Enfin, notre responsable de l’animation scolaire n’étant toujours pas arrivé, je commence à aborder ce thème. Il faut démontrer que le Scrabble est un outil pédagogique formidable à la disposition des enseignants de français et que, s’il était ainsi présent dans toutes les écoles, l’activité exploserait littéralement ! Un tel objectif est valable aussi dans nos pays occidentaux. Il ne s’agit pas seulement de créer des clubs scolaires, qui ne vont intéresser qu’une minorité d’enfants, ceux qui ont l’esprit ou la personnalité ou les aptitudes nécessaires à ce jeu, mais d’en faire un support pour apprendre le français de façon ludique, pour donner aux enfants, qui aujourd’hui ne lisent plus beaucoup, le goût des mots. Je reprends les exercices proposés par Claude dans sa formation au Togo, et m’attache à démontrer ce qu’un professeur peut en tirer comme enseignements pour ses élèves. La richesse de notre jeu est effectivement formidable pour enseigner du vocabulaire, et surtout toute la grammaire : conjugaisons, transformation d’un substantif en verbe, raisons d’invariabilité de certains mots, transitivité, etc. J’aime bien faire ce boulot.

Mon auditoire comprend qu’il ne faut surtout pas aborder le Scrabble comme discipline telle que nous la connaissons, avec ses exigences et ses bizarreries, au risque de dégoûter les gamins.

J’arrête à 19h30 après n’avoir abordé qu’une partie du cours. J’espère demain, après le tournoi en parties classiques organisé ici, avoir le temps d’aller plus loin.

J’ai accepté de revenir mardi pour la rencontre avec le correspondant national de l’OIF, ce qui suppose que je modifie mon programme de tourisme. Les Camerounais sont contents, je crois, de ce sacrifice. J’espère ainsi les encourager et terminer mon séjour à Yaoundé sur une double note positive : l’ouverture sur l’OIF et l’élection du nouveau bureau.

Je me rends compte de l’importance du partenariat avec l’OIF partout où je passe. Les interlocuteurs de cette organisation sont acquis par avance à l’intérêt que représente pour eux notre discipline. Il n’est pas nécessaire de les convaincre. Des budgets sont là, dans chaque pays, pour le même objectif que le nôtre : la Francophonie. L’OIF est en particulier très sensible au travail que nous effectuons avec l’ODS, et qu’ils méconnaissent en général, à savoir un travail de compilation de la façon dont le français est parlé dans le monde francophone. Notre internationalisme rejoint tout à fait le leur.

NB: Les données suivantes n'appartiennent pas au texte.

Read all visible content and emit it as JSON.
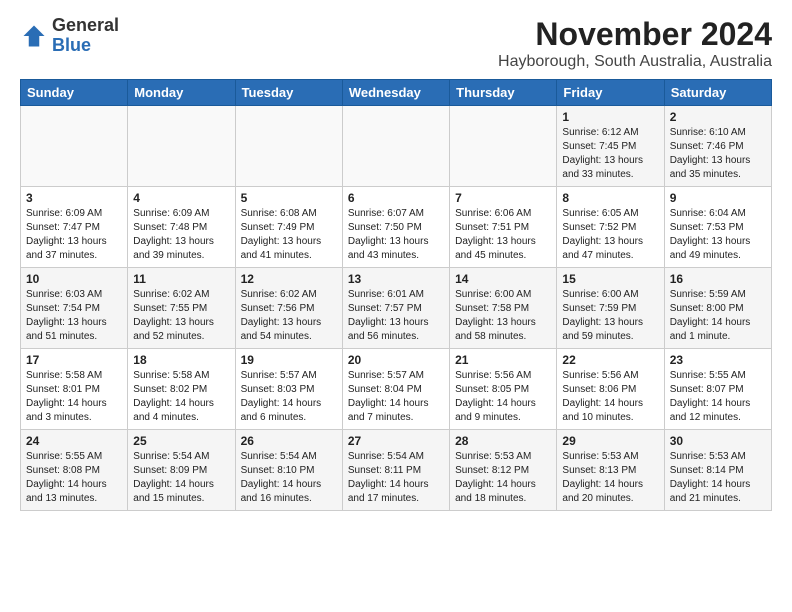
{
  "header": {
    "logo_general": "General",
    "logo_blue": "Blue",
    "title": "November 2024",
    "subtitle": "Hayborough, South Australia, Australia"
  },
  "weekdays": [
    "Sunday",
    "Monday",
    "Tuesday",
    "Wednesday",
    "Thursday",
    "Friday",
    "Saturday"
  ],
  "weeks": [
    [
      {
        "day": "",
        "info": ""
      },
      {
        "day": "",
        "info": ""
      },
      {
        "day": "",
        "info": ""
      },
      {
        "day": "",
        "info": ""
      },
      {
        "day": "",
        "info": ""
      },
      {
        "day": "1",
        "info": "Sunrise: 6:12 AM\nSunset: 7:45 PM\nDaylight: 13 hours\nand 33 minutes."
      },
      {
        "day": "2",
        "info": "Sunrise: 6:10 AM\nSunset: 7:46 PM\nDaylight: 13 hours\nand 35 minutes."
      }
    ],
    [
      {
        "day": "3",
        "info": "Sunrise: 6:09 AM\nSunset: 7:47 PM\nDaylight: 13 hours\nand 37 minutes."
      },
      {
        "day": "4",
        "info": "Sunrise: 6:09 AM\nSunset: 7:48 PM\nDaylight: 13 hours\nand 39 minutes."
      },
      {
        "day": "5",
        "info": "Sunrise: 6:08 AM\nSunset: 7:49 PM\nDaylight: 13 hours\nand 41 minutes."
      },
      {
        "day": "6",
        "info": "Sunrise: 6:07 AM\nSunset: 7:50 PM\nDaylight: 13 hours\nand 43 minutes."
      },
      {
        "day": "7",
        "info": "Sunrise: 6:06 AM\nSunset: 7:51 PM\nDaylight: 13 hours\nand 45 minutes."
      },
      {
        "day": "8",
        "info": "Sunrise: 6:05 AM\nSunset: 7:52 PM\nDaylight: 13 hours\nand 47 minutes."
      },
      {
        "day": "9",
        "info": "Sunrise: 6:04 AM\nSunset: 7:53 PM\nDaylight: 13 hours\nand 49 minutes."
      }
    ],
    [
      {
        "day": "10",
        "info": "Sunrise: 6:03 AM\nSunset: 7:54 PM\nDaylight: 13 hours\nand 51 minutes."
      },
      {
        "day": "11",
        "info": "Sunrise: 6:02 AM\nSunset: 7:55 PM\nDaylight: 13 hours\nand 52 minutes."
      },
      {
        "day": "12",
        "info": "Sunrise: 6:02 AM\nSunset: 7:56 PM\nDaylight: 13 hours\nand 54 minutes."
      },
      {
        "day": "13",
        "info": "Sunrise: 6:01 AM\nSunset: 7:57 PM\nDaylight: 13 hours\nand 56 minutes."
      },
      {
        "day": "14",
        "info": "Sunrise: 6:00 AM\nSunset: 7:58 PM\nDaylight: 13 hours\nand 58 minutes."
      },
      {
        "day": "15",
        "info": "Sunrise: 6:00 AM\nSunset: 7:59 PM\nDaylight: 13 hours\nand 59 minutes."
      },
      {
        "day": "16",
        "info": "Sunrise: 5:59 AM\nSunset: 8:00 PM\nDaylight: 14 hours\nand 1 minute."
      }
    ],
    [
      {
        "day": "17",
        "info": "Sunrise: 5:58 AM\nSunset: 8:01 PM\nDaylight: 14 hours\nand 3 minutes."
      },
      {
        "day": "18",
        "info": "Sunrise: 5:58 AM\nSunset: 8:02 PM\nDaylight: 14 hours\nand 4 minutes."
      },
      {
        "day": "19",
        "info": "Sunrise: 5:57 AM\nSunset: 8:03 PM\nDaylight: 14 hours\nand 6 minutes."
      },
      {
        "day": "20",
        "info": "Sunrise: 5:57 AM\nSunset: 8:04 PM\nDaylight: 14 hours\nand 7 minutes."
      },
      {
        "day": "21",
        "info": "Sunrise: 5:56 AM\nSunset: 8:05 PM\nDaylight: 14 hours\nand 9 minutes."
      },
      {
        "day": "22",
        "info": "Sunrise: 5:56 AM\nSunset: 8:06 PM\nDaylight: 14 hours\nand 10 minutes."
      },
      {
        "day": "23",
        "info": "Sunrise: 5:55 AM\nSunset: 8:07 PM\nDaylight: 14 hours\nand 12 minutes."
      }
    ],
    [
      {
        "day": "24",
        "info": "Sunrise: 5:55 AM\nSunset: 8:08 PM\nDaylight: 14 hours\nand 13 minutes."
      },
      {
        "day": "25",
        "info": "Sunrise: 5:54 AM\nSunset: 8:09 PM\nDaylight: 14 hours\nand 15 minutes."
      },
      {
        "day": "26",
        "info": "Sunrise: 5:54 AM\nSunset: 8:10 PM\nDaylight: 14 hours\nand 16 minutes."
      },
      {
        "day": "27",
        "info": "Sunrise: 5:54 AM\nSunset: 8:11 PM\nDaylight: 14 hours\nand 17 minutes."
      },
      {
        "day": "28",
        "info": "Sunrise: 5:53 AM\nSunset: 8:12 PM\nDaylight: 14 hours\nand 18 minutes."
      },
      {
        "day": "29",
        "info": "Sunrise: 5:53 AM\nSunset: 8:13 PM\nDaylight: 14 hours\nand 20 minutes."
      },
      {
        "day": "30",
        "info": "Sunrise: 5:53 AM\nSunset: 8:14 PM\nDaylight: 14 hours\nand 21 minutes."
      }
    ]
  ]
}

Enfin, l’OIF est une organisation un peu abstraite, qui manque sur le terrain de force lui permettant de développer ses actions et ses projets. L’armée de bénévoles que nous représentons l’intéresse au plus haut point.

Quant à nous, notre intérêt est plus qu’évident. Outre les subventions que l’OIF peut nous apporter, sa caution est porteuse d’une grande légitimité. Avoir, comme nous l’avons obtenu au Bénin, une accréditation et un laisser-passer de cette organisation, vaut de l’or et ouvre toutes les portes. J’ai un peu de mal à comprendre comment il se fait que chez nous il ait fallu attendre si longtemps pour forcer les portes de l’OIF, au niveau international comme au niveau de chaque pays francophone où existe cette organisation ! Je crois vraiment qu’en termes de promotion, nous avons aussi beaucoup de choses à apprendre, et que nos modes de fonctionnement sont loin d’être aussi efficaces qu’ils devraient l’être.

A ce propos, je voudrais dire dans le même sens, que je suis désolée de voir que la question du jumelage, abordée déjà depuis un an et demi, soit si longue à se mettre en place. Pourquoi faut-il tant de temps alors que tout le monde est d’accord ? La rédaction d’une charte prend une demi-journée, pas davantage, et il suffit ensuite de la faire valider par mail aux membres du bureau. Je n’ai aucune information sur ce qui a pu être discuté à Cannes et donc dans l’incapacité de dire quoi que ce soit aux scrabbleurs africains qui attendent le jumelage avec impatience.